Observers are not external to this story; they are the very mechanism by which a branch of the Library becomes legible. This is the “worm’s‑eye tube” perspective, where origin, evolution, and observership are inextricably linked. We can visualize this process as a ladder. At the base, quantum systems begin as structured possibilities. Through interaction with their surroundings, delicate superpositions dissolve, and robust, copyable patterns survive; measurement isn’t a passive read-out but the context that turns possibilities into records. On the next rung, context determines what counts as a fact, as some experimental descriptions exclude others not by contradiction but by mutual limitation; each chart is adequate on its floor and for its specific questions. Higher up, life evolves to read those persistent records, as senses compress data into actionable cues and brains build models to predict. At the top, science and mathematics amplify this feedback loop, extending our senses with instruments and stabilizing facts across observers using symbolic language.

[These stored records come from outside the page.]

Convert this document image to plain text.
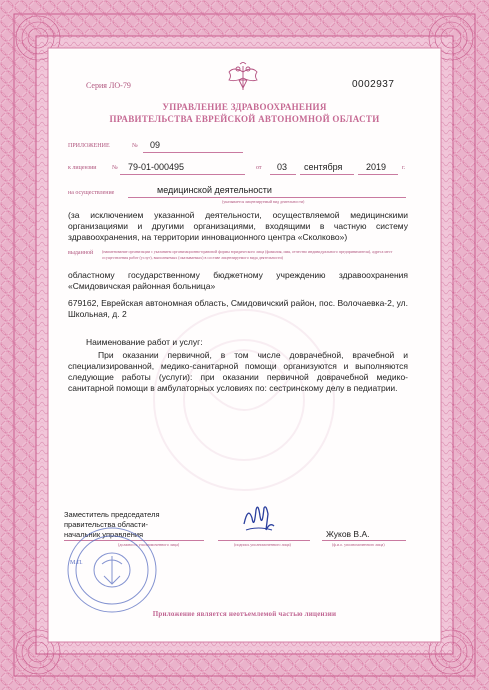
Серия ЛО-79	0002937
УПРАВЛЕНИЕ ЗДРАВООХРАНЕНИЯ
ПРАВИТЕЛЬСТВА ЕВРЕЙСКОЙ АВТОНОМНОЙ ОБЛАСТИ
ПРИЛОЖЕНИЕ	№ 09
к лицензии	№ 79-01-000495	от 03 сентября	2019	г.
на осуществление	медицинской деятельности
(указывается лицензируемый вид деятельности)
(за исключением указанной деятельности, осуществляемой медицинскими организациями и другими организациями, входящими в частную систему здравоохранения, на территории инновационного центра «Сколково»)
выданной (наименование организации с указанием организационно-правовой формы юридического лица (фамилия, имя, отчество индивидуального предпринимателя), адреса мест осуществления работ (услуг), выполняемых (оказываемых) в составе лицензируемого вида деятельности)
областному государственному бюджетному учреждению здравоохранения «Смидовичская районная больница»
679162, Еврейская автономная область, Смидовичский район, пос. Волочаевка-2, ул. Школьная, д. 2
Наименование работ и услуг:
При оказании первичной, в том числе доврачебной, врачебной и специализированной, медико-санитарной помощи организуются и выполняются следующие работы (услуги): при оказании первичной доврачебной медико-санитарной помощи в амбулаторных условиях по: сестринскому делу в педиатрии.
Заместитель председателя правительства области- начальник управления
(должность уполномоченного лица)	(подпись уполномоченного лица)
Жуков В.А.
(ф.и.о. уполномоченного лица)
М.П.
Приложение является неотъемлемой частью лицензии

Gödel’s theorems provide a gentle horizon to our confidence. If mathematical truth will always outrun any fixed list of axioms, we should not expect a final, compact “theory of everything” that explains every fact once and for all. Instead, we should expect exactly what we have found: excellent, domain-true laws—theories good enough to land probes on comets—that nonetheless bend, break, or generalize at their extremes. Heisenberg’s lesson instructs us not to demand a single, all-purpose language, but to expect a layered plurality of adequate descriptions. Hertog’s lesson suggests that the very relevance of those descriptions is history-bound, emerging only as the Path leaves the initial quantum fog and crystallizes stable patterns.

Time, therefore, belongs to the Path, where memories accrue, entropy grows, and causes precede effects. The Library, however, is timeless; its structures simply are. Both views are true because they describe different levels: the journey and the map. Mathematics bridges these two perspectives. As a territory, it is an inexhaustible structure; as a practice, it is the evolving craft by which observers extract stable order from that structure and test whether yesterday’s models will still guide them tomorrow.